Man gewinnt immer wieder mal und obwohl ich schon sehr lange in der Pokerszene bin, kenne ich wirklich niemanden, der durch das Pokern ruiniert wurde. Pokerspieler, die sonstige Probleme haben und dadurch in Schieflage kommen – ja, da kenne ich doch einige. Aber nur wegen Pokern – nein. Ich kenne einige Spieler, die erfolgreich waren und sich mit den Gewinnen ein „anständiges“ Leben (wie es so schön heißt) aufgebaut haben. Ich kenne aber keinen Spieler, der die Verluste bei einem Anbieter eingeklagt hat und nicht auf den vielen anderen Seiten und Apps, die mehr oder weniger zweifelhafte Lizenzen haben, weiterspielen. Weil am Ende kann man ja eh wieder klagen. Die österreichischen Gerichte öffnen gerade die Büchse der Pandora und zerstören mit Anlauf die Pokerszene.

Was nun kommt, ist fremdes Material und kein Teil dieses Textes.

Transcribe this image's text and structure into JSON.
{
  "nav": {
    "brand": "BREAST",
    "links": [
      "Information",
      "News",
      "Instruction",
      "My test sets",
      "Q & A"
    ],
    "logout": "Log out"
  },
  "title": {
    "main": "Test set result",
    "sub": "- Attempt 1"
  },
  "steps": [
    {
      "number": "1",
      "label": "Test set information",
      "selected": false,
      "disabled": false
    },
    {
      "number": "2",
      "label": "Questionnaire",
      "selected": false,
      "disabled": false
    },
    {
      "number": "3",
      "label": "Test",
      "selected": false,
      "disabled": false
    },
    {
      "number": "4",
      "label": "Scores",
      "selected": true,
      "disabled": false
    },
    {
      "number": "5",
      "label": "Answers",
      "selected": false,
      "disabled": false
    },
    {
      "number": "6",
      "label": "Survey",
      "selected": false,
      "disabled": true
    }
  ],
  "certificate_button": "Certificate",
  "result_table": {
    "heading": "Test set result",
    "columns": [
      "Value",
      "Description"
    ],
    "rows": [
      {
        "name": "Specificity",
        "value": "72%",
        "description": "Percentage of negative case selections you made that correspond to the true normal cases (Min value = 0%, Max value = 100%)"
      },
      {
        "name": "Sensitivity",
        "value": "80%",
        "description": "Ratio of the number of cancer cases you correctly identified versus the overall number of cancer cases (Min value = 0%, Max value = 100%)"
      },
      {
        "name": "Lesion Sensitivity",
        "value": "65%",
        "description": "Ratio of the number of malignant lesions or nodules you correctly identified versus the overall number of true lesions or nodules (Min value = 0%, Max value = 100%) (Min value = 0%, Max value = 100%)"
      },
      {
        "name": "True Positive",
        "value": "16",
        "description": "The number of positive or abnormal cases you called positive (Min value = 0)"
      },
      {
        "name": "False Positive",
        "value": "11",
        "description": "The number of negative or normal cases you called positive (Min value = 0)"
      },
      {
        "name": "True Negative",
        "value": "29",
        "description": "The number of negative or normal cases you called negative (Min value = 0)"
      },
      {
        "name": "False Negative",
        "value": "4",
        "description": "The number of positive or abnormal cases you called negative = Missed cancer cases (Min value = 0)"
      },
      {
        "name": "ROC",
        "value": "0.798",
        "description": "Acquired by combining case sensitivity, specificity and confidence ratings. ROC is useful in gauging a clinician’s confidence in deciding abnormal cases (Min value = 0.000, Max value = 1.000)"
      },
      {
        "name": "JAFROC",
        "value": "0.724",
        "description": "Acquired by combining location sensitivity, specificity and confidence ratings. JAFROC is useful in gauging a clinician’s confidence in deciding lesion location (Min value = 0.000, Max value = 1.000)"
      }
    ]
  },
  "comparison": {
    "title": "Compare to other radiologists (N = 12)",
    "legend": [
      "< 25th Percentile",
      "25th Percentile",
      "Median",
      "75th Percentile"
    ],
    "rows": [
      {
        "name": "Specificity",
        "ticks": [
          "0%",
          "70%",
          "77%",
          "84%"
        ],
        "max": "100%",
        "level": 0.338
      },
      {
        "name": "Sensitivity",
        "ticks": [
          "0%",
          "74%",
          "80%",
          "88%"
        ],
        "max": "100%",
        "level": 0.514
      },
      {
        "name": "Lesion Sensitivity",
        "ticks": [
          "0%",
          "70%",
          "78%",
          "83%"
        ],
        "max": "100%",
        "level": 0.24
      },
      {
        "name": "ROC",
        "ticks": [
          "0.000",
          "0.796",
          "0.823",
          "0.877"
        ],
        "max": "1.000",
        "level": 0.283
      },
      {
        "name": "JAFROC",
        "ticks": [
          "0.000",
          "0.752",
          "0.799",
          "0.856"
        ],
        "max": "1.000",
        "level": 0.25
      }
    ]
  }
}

Ja, ich kann verstehen, dass Verlieren nicht geil ist, vor allem, wenn die anderen um einen herum gewinnen. Aber ich kann nicht verstehen, dass man sich Schlupflöcher in der Gesetzgebung zusammensucht und daraus ein Business konstruiert, das anderen Menschen aktiv Schaden zufügt. Wir reden nicht von Konzernen, die Milliarden auf Südseeinseln bunkern, wir reden von Menschen, die mit ihrem Können ihrer Passion nachgehen und dabei mehr oder weniger erfolgreich sind. Sie verstecken sich nicht, weil sie nichts Falsches gemacht haben. Bis jetzt. Denn diese aberwitzigen Klagen machen sie zur Zielscheibe von gierigen Anwälten. Das ist kein Spielerschutz und das trägt auch sicher nicht zur Verbesserung der Welt bei. Im Gegenteil.